Istri saya mengatakan anak Pak Dili masuk rumah sakit lagi. Sejak lahir Januari 2010, atau sekitar umur delapan bulan, ini sudah yang kesekian kalinya Zahratu Shita, atau disapa Zahra bolak-balik rumah sakit. Di rumah pun selalu ada persediaan tabung oksigen sewaktu-waktu terjadi apa-apa.
“Minum kebanyakan sedikit atau nangis kenceng aja bisa langsung bikin tubuhnya membiru”, begitu penjelasan istri saya. Zahra gampang membiru karena mengidap kelainan jantung yang disebut dextrocardia, yakni posisi jantung berada di sebelah kanan padahal normalnya di sebelah kiri.
Kelainan Zahra bisa jadi memang bawaan lahir dan ada kaitannya dengan kondisi istri Pak Dili, Susan, yang sejak lama mengalami sejumlah komplikasi seperti diabetes melitus, ginjal, TBC dan besar kemungkinan kelainan jantung.
“Bisa jadi ini pula yang menjadi penyebab kematian anak pertama dan anak kedua Pak Dili, Pa”, istri saya mencoba mendiagnosa. Sedih betul nasib Pak Dili sekeluarga, dalam hati saya. Saya dan istri yang pernah kehilangan seorang anak berumur enam bulan di kandungan saja, merasa seperti kiamat sudah datang, apalagi ini. Kepergian dua anak pasangan Dili-Susan yang lain (kakak-kakaknya Zahra) terdahulu tentu sebuah kehilangan besar bagi mereka.
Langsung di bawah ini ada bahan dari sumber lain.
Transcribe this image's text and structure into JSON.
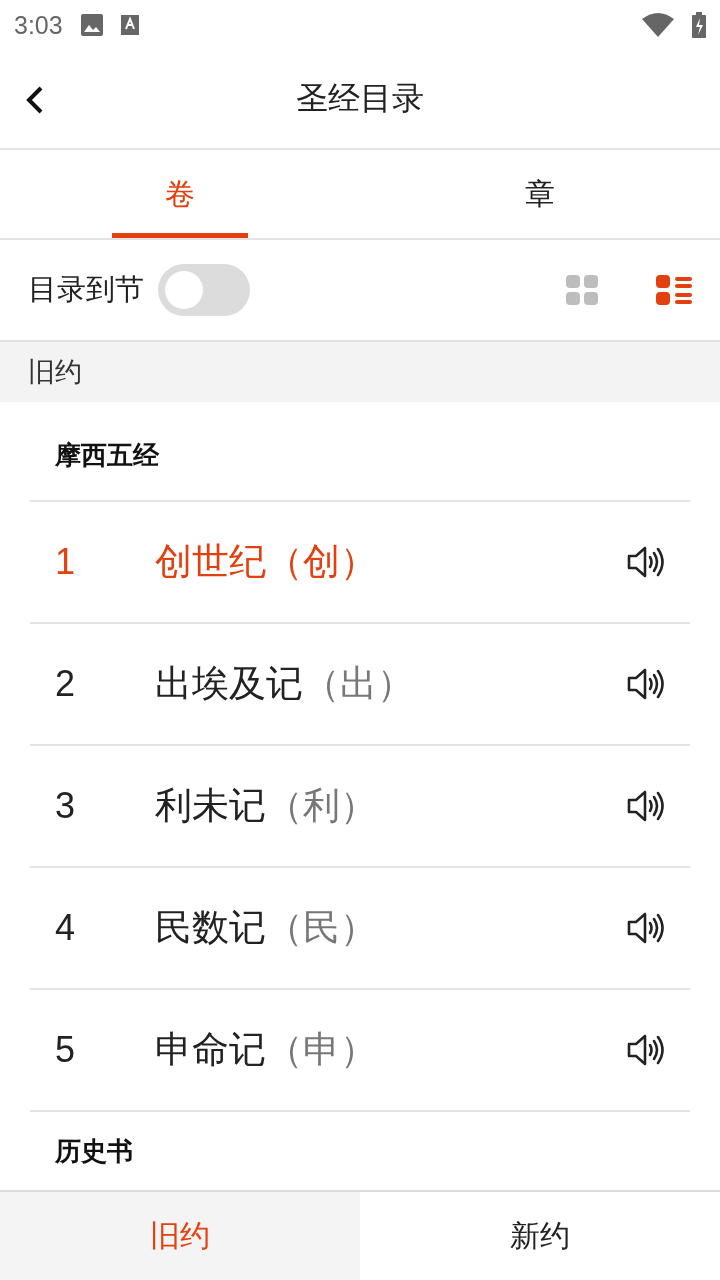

Kami tidak begitu mengenal keluarga Dili. Hanya istri saya yang kenal dengan Dili karena merupakan sesama karyawan di perusahaan itu. Saya tidak. Tapi dalam sekejap kisah sedih Zahra mendekatkan kami dengan keluarga sederhana ini. Seolah kami bagian dari keluarga yang sama. Saya lihat istri saya menangis pelan usai mendapat sebuah kabar dari seorang rekan yang juga teman Dili.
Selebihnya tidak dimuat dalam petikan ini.